One down many to go. Move to next project.

Sitemap & Sitemap Index xml files using php and mysql

For some time now I have been generating sitemap xml files for google submission using Microsoft Excel. Always knew that there would be a way to generate it on the fly/on request and never bother with that again. But how?

Documentation is not very clear because you need to use multiple programming languages, and also because the whole xml validation process seems very sensitive to errors. Since i am not an experienced programmer, stack exchange became my guide and i have finally managed to do it.

If you have multiple pages, you probably need to create intermediate xmlindex pages. These are basically specially marked index files that point to other index files. Warning: Nested xmlindex files are not allowed by Google (even though are at the end followed and indexed).
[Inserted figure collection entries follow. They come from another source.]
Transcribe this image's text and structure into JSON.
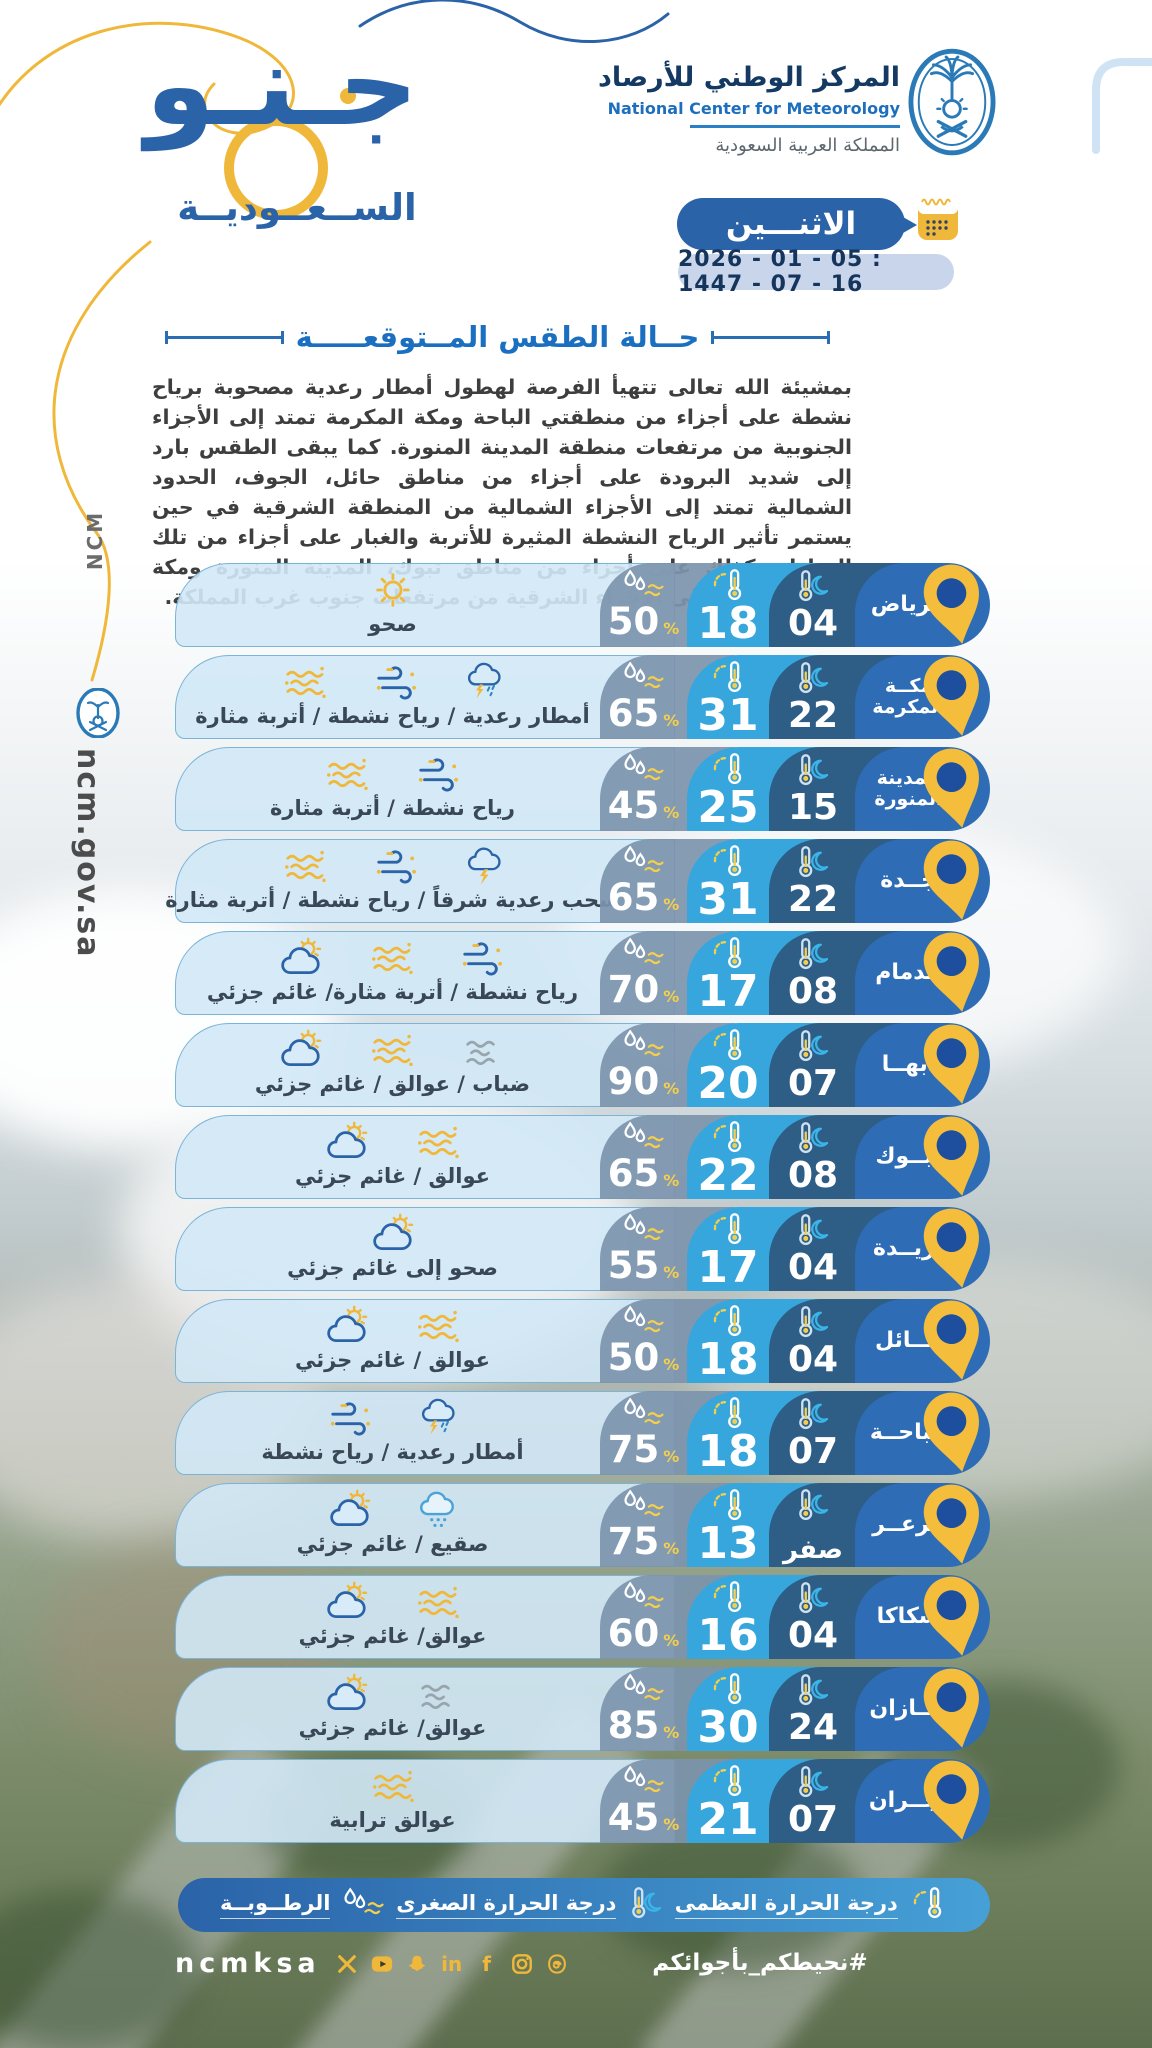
{
  "header": {
    "brand_main": "جـنـو",
    "brand_sub": "الســعــوديــة",
    "org_title_ar": "المركز الوطني للأرصاد",
    "org_title_en": "National Center for Meteorology",
    "org_country_ar": "المملكة العربية السعودية",
    "vertical_ncm": "NCM",
    "vertical_site": "ncm.gov.sa"
  },
  "date": {
    "day": "الاثنـــين",
    "date_line": "2026 - 01 - 05 : 1447 - 07 - 16"
  },
  "section": {
    "title": "حــالة الطقس المــتوقعـــــة",
    "paragraph": "بمشيئة الله تعالى تتهيأ الفرصة لهطول أمطار رعدية مصحوبة برياح نشطة على أجزاء من منطقتي الباحة ومكة المكرمة تمتد إلى الأجزاء الجنوبية من مرتفعات منطقة المدينة المنورة. كما يبقى الطقس بارد إلى شديد البرودة على أجزاء من مناطق حائل، الجوف، الحدود الشمالية تمتد إلى الأجزاء الشمالية من المنطقة الشرقية في حين يستمر تأثير الرياح النشطة المثيرة للأتربة والغبار على أجزاء من تلك المناطق كذلك على أجزاء من مناطق تبوك، المدينة المنورة ومكة المكرمة تمتد إلى الأجزاء الشرقية من مرتفعات جنوب غرب المملكة."
  },
  "units": {
    "humidity": "%"
  },
  "cell_icons": {
    "humidity": "droplets-wind",
    "max": "thermo-sun",
    "min": "thermo-moon"
  },
  "rows": [
    {
      "city": "الرياض",
      "min": "04",
      "max": "18",
      "humidity": "50",
      "condition": "صحو",
      "icons": [
        "sun"
      ]
    },
    {
      "city": "مكــة المكرمة",
      "min": "22",
      "max": "31",
      "humidity": "65",
      "condition": "أمطار رعدية / رياح نشطة / أتربة مثارة",
      "icons": [
        "thunder-rain",
        "wind",
        "dust"
      ]
    },
    {
      "city": "المدينة المنورة",
      "min": "15",
      "max": "25",
      "humidity": "45",
      "condition": "رياح نشطة / أتربة مثارة",
      "icons": [
        "wind",
        "dust"
      ]
    },
    {
      "city": "جــدة",
      "min": "22",
      "max": "31",
      "humidity": "65",
      "condition": "سحب رعدية شرقاً / رياح نشطة / أتربة مثارة",
      "icons": [
        "thunder-cloud",
        "wind",
        "dust"
      ]
    },
    {
      "city": "الدمام",
      "min": "08",
      "max": "17",
      "humidity": "70",
      "condition": "رياح نشطة / أتربة مثارة/ غائم جزئي",
      "icons": [
        "wind",
        "dust",
        "partly-cloudy"
      ]
    },
    {
      "city": "أبهــا",
      "min": "07",
      "max": "20",
      "humidity": "90",
      "condition": "ضباب / عوالق / غائم جزئي",
      "icons": [
        "fog",
        "dust",
        "partly-cloudy"
      ]
    },
    {
      "city": "تبــوك",
      "min": "08",
      "max": "22",
      "humidity": "65",
      "condition": "عوالق / غائم جزئي",
      "icons": [
        "dust",
        "partly-cloudy"
      ]
    },
    {
      "city": "بريــدة",
      "min": "04",
      "max": "17",
      "humidity": "55",
      "condition": "صحو إلى غائم جزئي",
      "icons": [
        "partly-cloudy"
      ]
    },
    {
      "city": "حــائل",
      "min": "04",
      "max": "18",
      "humidity": "50",
      "condition": "عوالق / غائم جزئي",
      "icons": [
        "dust",
        "partly-cloudy"
      ]
    },
    {
      "city": "الباحــة",
      "min": "07",
      "max": "18",
      "humidity": "75",
      "condition": "أمطار رعدية / رياح نشطة",
      "icons": [
        "thunder-rain",
        "wind"
      ]
    },
    {
      "city": "عرعــر",
      "min": "صفر",
      "max": "13",
      "humidity": "75",
      "condition": "صقيع / غائم جزئي",
      "icons": [
        "frost",
        "partly-cloudy"
      ]
    },
    {
      "city": "سكاكا",
      "min": "04",
      "max": "16",
      "humidity": "60",
      "condition": "عوالق/ غائم جزئي",
      "icons": [
        "dust",
        "partly-cloudy"
      ]
    },
    {
      "city": "جــازان",
      "min": "24",
      "max": "30",
      "humidity": "85",
      "condition": "عوالق/ غائم جزئي",
      "icons": [
        "fog",
        "partly-cloudy"
      ]
    },
    {
      "city": "نجــران",
      "min": "07",
      "max": "21",
      "humidity": "45",
      "condition": "عوالق ترابية",
      "icons": [
        "dust"
      ]
    }
  ],
  "legend": {
    "items": [
      {
        "label": "درجة الحرارة العظمى",
        "icon": "thermo-sun"
      },
      {
        "label": "درجة الحرارة الصغرى",
        "icon": "thermo-moon"
      },
      {
        "label": "الرطــوبــة",
        "icon": "droplets-wind"
      }
    ]
  },
  "footer": {
    "handle": "ncmksa",
    "hashtag": "#نحيطكم_بأجوائكم",
    "social": [
      "x",
      "youtube",
      "snapchat",
      "linkedin",
      "facebook",
      "instagram",
      "threads"
    ]
  },
  "colors": {
    "primary_blue": "#2b63a8",
    "city_cell": "#2e6db6",
    "min_cell": "#2e5d85",
    "max_cell": "#36a6dc",
    "humidity_cell": "#7c94ac",
    "panel_light": "#d1e8f6",
    "accent_yellow": "#f0b83a",
    "title_blue": "#1b6fc0",
    "pin_inner": "#1d4f9e"
  }
}
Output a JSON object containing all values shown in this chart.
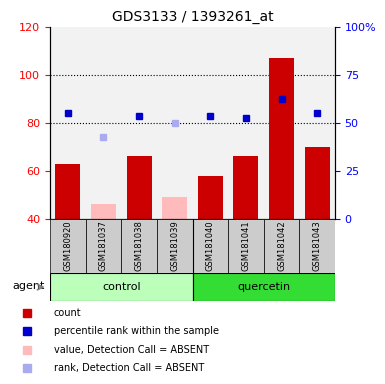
{
  "title": "GDS3133 / 1393261_at",
  "samples": [
    "GSM180920",
    "GSM181037",
    "GSM181038",
    "GSM181039",
    "GSM181040",
    "GSM181041",
    "GSM181042",
    "GSM181043"
  ],
  "bar_values": [
    63,
    46,
    66,
    49,
    58,
    66,
    107,
    70
  ],
  "bar_absent": [
    false,
    true,
    false,
    true,
    false,
    false,
    false,
    false
  ],
  "rank_values": [
    84,
    74,
    83,
    80,
    83,
    82,
    90,
    84
  ],
  "rank_absent": [
    false,
    true,
    false,
    true,
    false,
    false,
    false,
    false
  ],
  "bar_color_present": "#cc0000",
  "bar_color_absent": "#ffbbbb",
  "rank_color_present": "#0000cc",
  "rank_color_absent": "#aaaaee",
  "ylim_left": [
    40,
    120
  ],
  "ylim_right": [
    0,
    100
  ],
  "yticks_left": [
    40,
    60,
    80,
    100,
    120
  ],
  "ytick_labels_right": [
    "0",
    "25",
    "50",
    "75",
    "100%"
  ],
  "control_color": "#bbffbb",
  "quercetin_color": "#33dd33",
  "title_fontsize": 10,
  "tick_fontsize": 8,
  "legend": [
    {
      "color": "#cc0000",
      "label": "count"
    },
    {
      "color": "#0000cc",
      "label": "percentile rank within the sample"
    },
    {
      "color": "#ffbbbb",
      "label": "value, Detection Call = ABSENT"
    },
    {
      "color": "#aaaaee",
      "label": "rank, Detection Call = ABSENT"
    }
  ]
}
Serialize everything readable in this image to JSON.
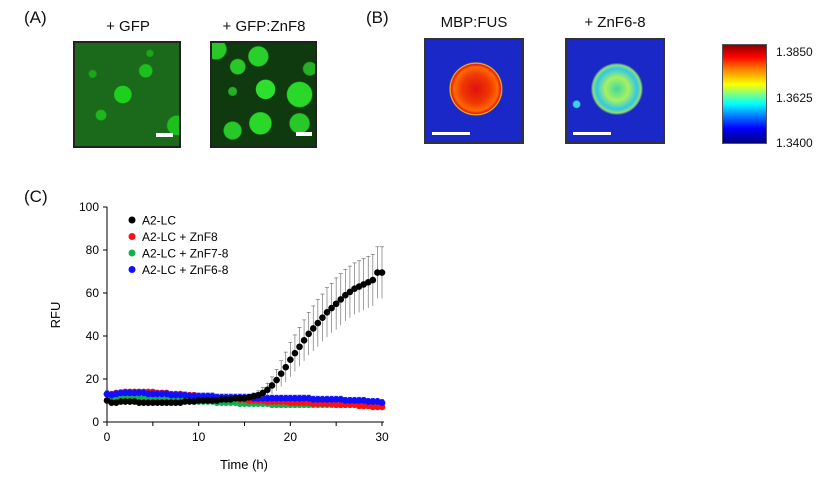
{
  "panels": {
    "a": {
      "label": "(A)",
      "images": [
        {
          "title": "+ GFP"
        },
        {
          "title": "+ GFP:ZnF8"
        }
      ]
    },
    "b": {
      "label": "(B)",
      "images": [
        {
          "title": "MBP:FUS"
        },
        {
          "title": "+ ZnF6-8"
        }
      ],
      "colorbar": {
        "max": "1.3850",
        "mid": "1.3625",
        "min": "1.3400"
      }
    },
    "c": {
      "label": "(C)"
    }
  },
  "chart_data": {
    "type": "scatter",
    "title": "",
    "xlabel": "Time (h)",
    "ylabel": "RFU",
    "xlim": [
      0,
      30
    ],
    "ylim": [
      0,
      100
    ],
    "xticks": [
      "0",
      "10",
      "20",
      "30"
    ],
    "yticks": [
      "0",
      "20",
      "40",
      "60",
      "80",
      "100"
    ],
    "x_start": 0,
    "x_step": 0.5,
    "legend_position": "top-left",
    "series": [
      {
        "name": "A2-LC",
        "color": "#000000",
        "values": [
          10,
          9,
          9,
          9.5,
          9.5,
          9.5,
          9.5,
          9,
          9,
          9,
          9,
          9,
          9,
          9,
          9,
          9,
          9,
          9.5,
          9.5,
          9.5,
          10,
          10,
          10,
          10,
          10,
          10.5,
          10.5,
          10.5,
          11,
          11,
          11,
          11.5,
          12,
          12.5,
          13.5,
          15,
          17,
          19.5,
          22.5,
          25.5,
          29,
          32,
          35,
          38,
          41,
          43.5,
          46,
          48.5,
          51,
          53,
          55,
          57,
          59,
          60.5,
          62,
          63,
          64,
          65,
          66,
          69.5,
          69.5
        ],
        "errors": [
          1,
          1,
          1,
          1,
          1,
          1,
          1,
          1,
          1,
          1,
          1,
          1,
          1,
          1,
          1,
          1,
          1,
          1,
          1,
          1,
          1,
          1,
          1,
          1,
          1,
          1,
          1,
          1,
          1,
          1,
          1,
          1,
          1.5,
          2,
          2.5,
          3,
          4,
          5,
          6,
          7,
          8,
          8.5,
          9,
          9.5,
          10,
          10.5,
          11,
          11,
          11.5,
          11.5,
          12,
          12,
          12,
          12,
          12,
          12,
          12,
          12,
          12,
          12,
          12
        ]
      },
      {
        "name": "A2-LC + ZnF8",
        "color": "#ff1010",
        "values": [
          13,
          13,
          13.5,
          13.5,
          14,
          14,
          14,
          14,
          14,
          14,
          14,
          13.5,
          13.5,
          13.5,
          13,
          13,
          13,
          12.5,
          12.5,
          12.5,
          12,
          12,
          12,
          11.5,
          11.5,
          11.5,
          11,
          11,
          11,
          10.5,
          10.5,
          10,
          10,
          10,
          10,
          9.5,
          9.5,
          9.5,
          9.5,
          9.5,
          9,
          9,
          9,
          9,
          9,
          8.5,
          8.5,
          8.5,
          8.5,
          8.5,
          8,
          8,
          8,
          8,
          8,
          7.5,
          7.5,
          7.5,
          7,
          7,
          7
        ],
        "error": 1
      },
      {
        "name": "A2-LC + ZnF7-8",
        "color": "#10b050",
        "values": [
          13,
          11,
          11.5,
          11.5,
          11.5,
          11.5,
          11.5,
          11,
          11,
          11,
          11,
          10.5,
          10.5,
          10.5,
          10.5,
          10,
          10,
          10,
          10,
          10,
          9.5,
          9.5,
          9.5,
          9.5,
          9,
          9,
          9,
          9,
          9,
          8.5,
          8.5,
          8.5,
          8.5,
          8.5,
          8.5,
          8.5,
          8,
          8,
          8,
          8,
          8,
          8,
          8,
          8,
          8,
          8,
          8,
          8,
          8,
          8,
          8,
          8,
          8,
          8,
          8.5,
          8.5,
          8.5,
          8.5,
          8.5,
          8.5,
          8.5
        ],
        "error": 1.5
      },
      {
        "name": "A2-LC + ZnF6-8",
        "color": "#1010ff",
        "values": [
          13,
          12.5,
          13,
          13.5,
          13.5,
          13.5,
          13.5,
          13.5,
          13.5,
          13,
          13,
          13,
          13,
          13,
          12.5,
          12.5,
          12.5,
          12.5,
          12,
          12,
          12,
          12,
          12,
          12,
          11.5,
          11.5,
          11.5,
          11.5,
          11.5,
          11.5,
          11.5,
          11.5,
          11,
          11,
          11,
          11,
          11,
          11,
          11,
          11,
          11,
          11,
          11,
          11,
          11,
          10.5,
          10.5,
          10.5,
          10.5,
          10.5,
          10.5,
          10.5,
          10,
          10,
          10,
          10,
          10,
          9.5,
          9.5,
          9.5,
          9
        ],
        "error": 1.5
      }
    ]
  }
}
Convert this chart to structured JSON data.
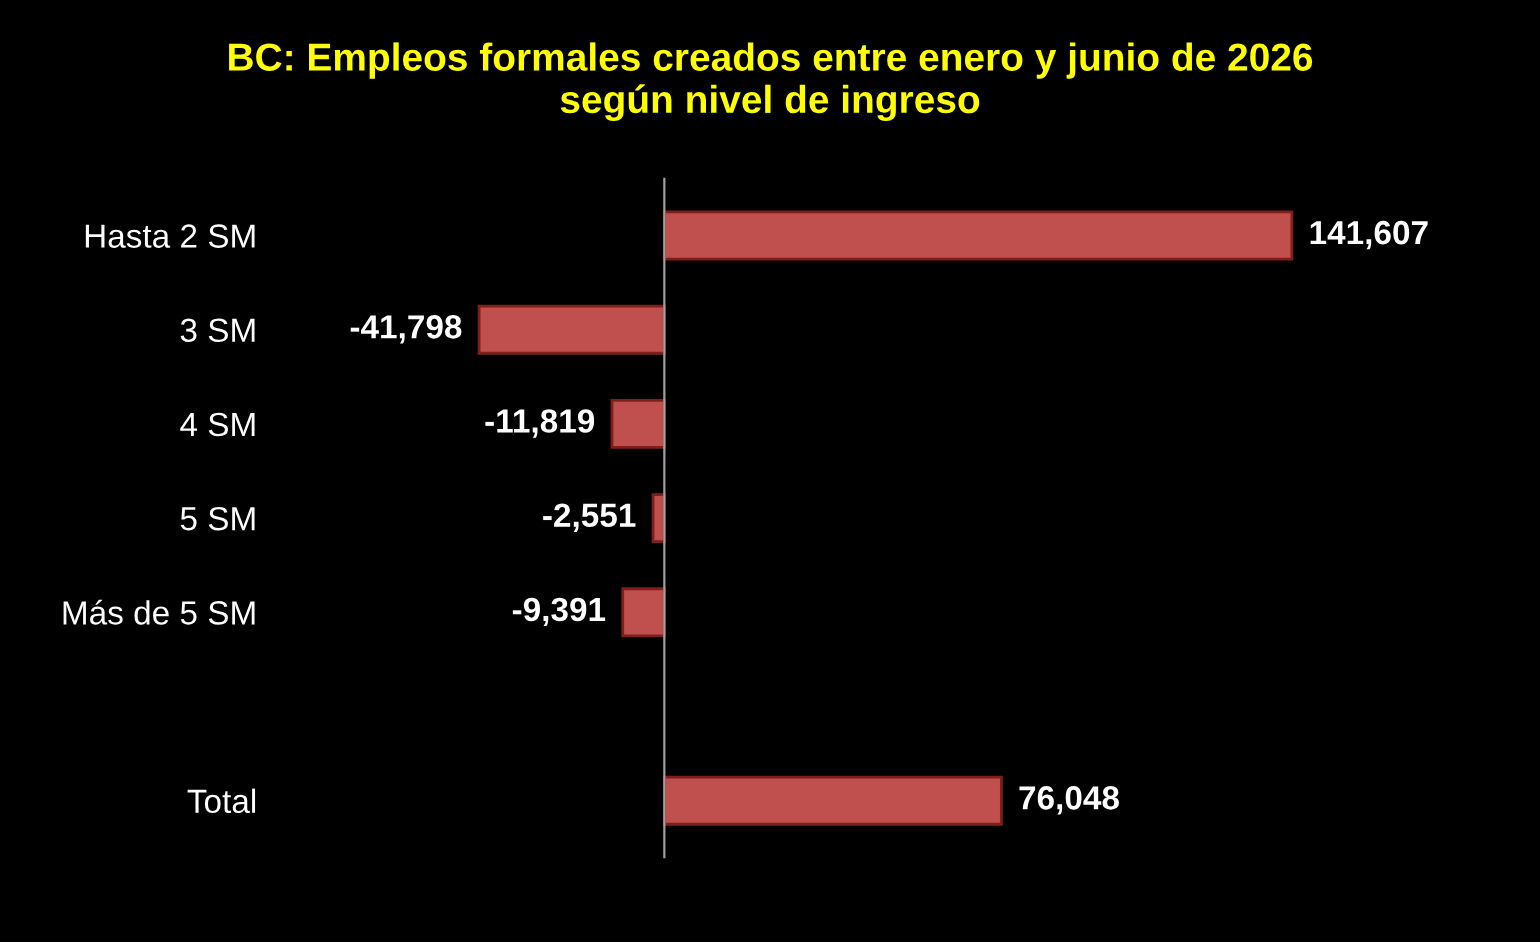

<?php Header('Content-type: text/xml');

require_once('../Connections/localhost.php'); 

if (!function_exists("GetSQLValueString")) {
function GetSQLValueString($theValue, $theType, $theDefinedValue = "", $theNotDefinedValue = "") 
{
 if (PHP_VERSION < 6) {
 $theValue = get_magic_quotes_gpc() ? stripslashes($theValue) : $theValue;
 }

 $theValue = function_exists("mysql_real_escape_string") ? mysql_real_escape_string($theValue) : mysql_escape_string($theValue);

 switch ($theType) {
 case "text":
 $theValue = ($theValue != "") ? "'" . $theValue . "'" : "NULL";
 break; 
 case "long":
 case "int":
 $theValue = ($theValue != "") ? intval($theValue) : "NULL";
 break;
 case "double":
 $theValue = ($theValue != "") ? doubleval($theValue) : "NULL";
 break;
 case "date":
 $theValue = ($theValue != "") ? "'" . $theValue . "'" : "NULL";
 break;
 case "defined":
 $theValue = ($theValue != "") ? $theDefinedValue : $theNotDefinedValue;
 break;
 }
 return $theValue;
}
}

mysql_select_db($database_localhost, $localhost);
$query_Recordset1 = "select * from sitemaps where `use`='sitemap'";
$Recordset1 = mysql_query($query_Recordset1, $localhost) or die(mysql_error());
$row_Recordset1 = mysql_fetch_assoc($Recordset1);
$totalRows_Recordset1 = mysql_num_rows($Recordset1);
$xml=new SimpleXMLElement('<?xml version="1.0" encoding="UTF-8" standalone="yes"?>'
 .'<sitemapindex xmlns="http://www.sitemaps.org/schemas/sitemap/0.9">'
 .'</sitemapindex>'); 
do { $url=$xml->addChild('sitemap');
 $website="http://www.tharsitis.gr/".strtolower(str_replace(' ','-',$row_Recordset1['url']));
 $url->addChild('loc',$website);
 "<br/>";
 //$url->addChild('lastmod','XXXXXXXX'); OPTIONAL
 } while ($row_Recordset1 = mysql_fetch_assoc($Recordset1));
mysql_free_result($Recordset1);
print($xml->asXML());
?>

This is the xml sitemap  index code that worked for me. I created the database recordset using Dreamweaver. It retrieves all the xml index urls from Mysql database.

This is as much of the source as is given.